I Watch Films: The Karate Kid (1984)
The Karate Kid (1984)
Daniel LaRusso’s mother moves them from New Jersey to Los Angeles, so he has to start again at high school. They live in an apartment block, whose handyman is an eccentric Okinawan immigrant, Mr Miyagi. He’s kind and helpful. It turns out there’s a definite class element to groups at school, and Daniel’s on the poor side and gets bullied. He makes friends with Ali Mills, and this makes things worse as her ex- Johnny Lawrence makes him a target. Johnny is the top student at the Cobra Kai karate dojo run by John Kreese, a Vietnam War veteran who makes strength and winning the only virtues.
At the Halloween dance Daniel squirts water on Johnny as payback for the bullying; chased back to the apartment block by Johnny and his friends they’re confronted by the short, elderly Mr Miyagi who effortlessly defeats them with martial arts. Mr Miyagi takes Daniel to talk to Kreese who is aggressive, saying that Daniel should look after himself. Mr Miyagi retorts that one on one fine, but five on one is unfair. He suggests Daniel enter the All-Valley Under-18 Karate Championship, where he can face the Cobra Kai students on fair terms. With six weeks to go Mr Miyagi starts to train Daniel.

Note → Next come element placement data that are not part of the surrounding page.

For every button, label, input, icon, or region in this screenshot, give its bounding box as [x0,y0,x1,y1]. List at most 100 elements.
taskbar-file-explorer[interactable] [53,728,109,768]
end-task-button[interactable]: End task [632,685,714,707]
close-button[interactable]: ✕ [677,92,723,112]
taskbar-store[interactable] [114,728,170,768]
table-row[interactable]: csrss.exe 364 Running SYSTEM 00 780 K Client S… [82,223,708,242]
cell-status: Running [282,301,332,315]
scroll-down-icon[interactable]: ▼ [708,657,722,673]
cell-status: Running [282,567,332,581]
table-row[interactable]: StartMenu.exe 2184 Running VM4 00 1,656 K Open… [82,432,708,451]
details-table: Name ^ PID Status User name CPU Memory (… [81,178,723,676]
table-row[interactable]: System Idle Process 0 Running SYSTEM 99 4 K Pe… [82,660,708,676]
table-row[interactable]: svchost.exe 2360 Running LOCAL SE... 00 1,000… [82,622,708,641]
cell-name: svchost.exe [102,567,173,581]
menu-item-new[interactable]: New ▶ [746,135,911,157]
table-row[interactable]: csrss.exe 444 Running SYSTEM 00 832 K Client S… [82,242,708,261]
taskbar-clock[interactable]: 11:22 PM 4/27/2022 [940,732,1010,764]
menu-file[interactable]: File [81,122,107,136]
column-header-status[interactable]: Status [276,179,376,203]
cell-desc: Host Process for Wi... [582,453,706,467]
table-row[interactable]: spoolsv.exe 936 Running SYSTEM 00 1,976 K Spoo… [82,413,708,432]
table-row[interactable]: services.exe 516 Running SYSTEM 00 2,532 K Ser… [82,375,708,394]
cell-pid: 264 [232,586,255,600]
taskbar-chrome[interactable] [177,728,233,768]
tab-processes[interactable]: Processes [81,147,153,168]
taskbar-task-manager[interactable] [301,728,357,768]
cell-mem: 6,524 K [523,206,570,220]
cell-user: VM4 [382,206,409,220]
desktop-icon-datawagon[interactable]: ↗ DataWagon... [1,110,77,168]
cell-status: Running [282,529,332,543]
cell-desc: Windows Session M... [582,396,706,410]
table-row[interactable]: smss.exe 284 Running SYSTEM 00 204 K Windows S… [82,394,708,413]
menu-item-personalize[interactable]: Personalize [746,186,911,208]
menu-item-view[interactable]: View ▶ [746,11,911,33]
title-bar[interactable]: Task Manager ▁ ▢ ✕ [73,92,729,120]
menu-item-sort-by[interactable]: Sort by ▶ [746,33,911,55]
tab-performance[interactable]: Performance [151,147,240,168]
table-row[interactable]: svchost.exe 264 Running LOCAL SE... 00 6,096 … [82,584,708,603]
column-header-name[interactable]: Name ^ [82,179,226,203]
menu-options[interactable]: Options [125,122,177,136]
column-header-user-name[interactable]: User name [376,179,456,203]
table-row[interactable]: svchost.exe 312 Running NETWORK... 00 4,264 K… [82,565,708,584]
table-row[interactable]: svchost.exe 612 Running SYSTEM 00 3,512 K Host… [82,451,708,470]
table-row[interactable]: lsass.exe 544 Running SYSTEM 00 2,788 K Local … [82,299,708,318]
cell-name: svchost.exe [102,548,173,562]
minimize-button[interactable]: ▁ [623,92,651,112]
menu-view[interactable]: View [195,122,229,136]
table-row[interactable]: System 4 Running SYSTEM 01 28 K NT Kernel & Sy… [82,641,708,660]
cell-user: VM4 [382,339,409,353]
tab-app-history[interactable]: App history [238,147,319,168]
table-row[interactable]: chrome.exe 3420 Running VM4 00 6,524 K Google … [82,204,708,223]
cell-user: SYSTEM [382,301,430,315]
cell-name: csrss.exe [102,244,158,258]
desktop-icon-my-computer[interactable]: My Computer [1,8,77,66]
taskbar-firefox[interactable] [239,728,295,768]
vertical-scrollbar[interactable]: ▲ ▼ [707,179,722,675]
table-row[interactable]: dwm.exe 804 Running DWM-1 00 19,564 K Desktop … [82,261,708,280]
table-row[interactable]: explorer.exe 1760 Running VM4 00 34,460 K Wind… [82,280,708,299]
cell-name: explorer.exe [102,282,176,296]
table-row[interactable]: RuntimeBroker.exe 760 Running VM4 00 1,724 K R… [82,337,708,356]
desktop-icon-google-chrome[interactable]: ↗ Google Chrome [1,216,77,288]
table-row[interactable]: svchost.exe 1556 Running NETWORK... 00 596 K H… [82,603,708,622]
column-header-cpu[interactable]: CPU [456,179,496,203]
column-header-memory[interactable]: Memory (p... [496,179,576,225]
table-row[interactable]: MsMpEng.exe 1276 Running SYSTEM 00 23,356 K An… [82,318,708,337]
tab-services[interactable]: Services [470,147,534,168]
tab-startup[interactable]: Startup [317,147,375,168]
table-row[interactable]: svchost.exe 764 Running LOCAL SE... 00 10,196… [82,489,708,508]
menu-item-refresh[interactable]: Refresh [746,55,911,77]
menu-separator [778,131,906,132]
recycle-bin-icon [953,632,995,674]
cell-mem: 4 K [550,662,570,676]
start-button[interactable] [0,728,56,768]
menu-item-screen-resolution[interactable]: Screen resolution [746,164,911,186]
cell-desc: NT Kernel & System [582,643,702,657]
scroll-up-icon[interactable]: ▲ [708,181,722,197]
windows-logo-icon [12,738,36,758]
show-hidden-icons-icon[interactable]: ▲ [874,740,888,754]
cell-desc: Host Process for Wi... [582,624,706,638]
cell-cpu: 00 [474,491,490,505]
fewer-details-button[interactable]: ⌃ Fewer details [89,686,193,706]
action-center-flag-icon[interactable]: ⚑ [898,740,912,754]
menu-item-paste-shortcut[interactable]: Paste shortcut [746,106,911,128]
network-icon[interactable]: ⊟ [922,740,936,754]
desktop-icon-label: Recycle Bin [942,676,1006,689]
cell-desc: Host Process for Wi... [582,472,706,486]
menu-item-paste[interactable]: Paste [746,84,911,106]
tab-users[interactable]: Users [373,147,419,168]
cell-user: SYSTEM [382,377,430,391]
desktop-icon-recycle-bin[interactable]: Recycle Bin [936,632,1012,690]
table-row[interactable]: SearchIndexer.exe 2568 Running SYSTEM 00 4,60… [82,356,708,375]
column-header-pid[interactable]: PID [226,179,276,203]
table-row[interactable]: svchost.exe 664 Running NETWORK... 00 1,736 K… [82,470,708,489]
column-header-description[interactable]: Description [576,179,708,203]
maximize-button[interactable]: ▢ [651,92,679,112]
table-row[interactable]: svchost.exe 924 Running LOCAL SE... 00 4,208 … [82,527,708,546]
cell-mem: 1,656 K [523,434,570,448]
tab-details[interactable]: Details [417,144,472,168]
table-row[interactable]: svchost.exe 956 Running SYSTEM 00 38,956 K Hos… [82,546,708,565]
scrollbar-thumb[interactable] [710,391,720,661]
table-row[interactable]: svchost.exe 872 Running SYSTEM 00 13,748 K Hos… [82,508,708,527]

The training begins as Daniel doing odd jobs for him, waxing his old cars – wax on, wax off. The film takes a while to explain, it’s when Daniel complains that Mr Miyagi shows that the repetitive motions have trained him. They start to bond, Daniel learning about Mr Miyagi’s past – in World War 2 he served in the US Army, but his wife and child died in a US internment camp. On Daniel’s 18th birthday he gives him one of his classic cars and a gi to fight in.
At the tournament Daniel does well to the surprise of Cobra Kai and the audience, reaching the semi-final. Kreese instructs Bobby, Daniel’s opponent, to do a dangerous attack to the knee, which disqualifies Bobby but injures Daniel. Daniel has Mr Miyagi do a pain relief technique seen earlier, and is able to return for the final against Johnny. With the match drawn, Kreese tells Johnny to attack Daniel’s knee. In the final point, Daniel, only able to put his weight on one leg, does a Crane stance from earlier in the film and wins, gaining the respect of Johnny.
This is a fairly simple and straightforward story – boy comes to new town, gets bullied, finds a mentor, defeats bullies gaining their respect. There’s a couple of interesting elements – the intrusion of class, Daniel’s living with his single mother in an apartment block in Reseda, Johnny and Ali are from large houses in Encino, a smarter neighbourhood. This often comes in in American teen dramas of the 80s. The other is that both Kreese and Miyagi are veterans. Miyagi’s war was a tragedy, and he values spiritual strength, while Kreese’s war is his whole personality, and violence, ruthlessness and physical strength is uppermost.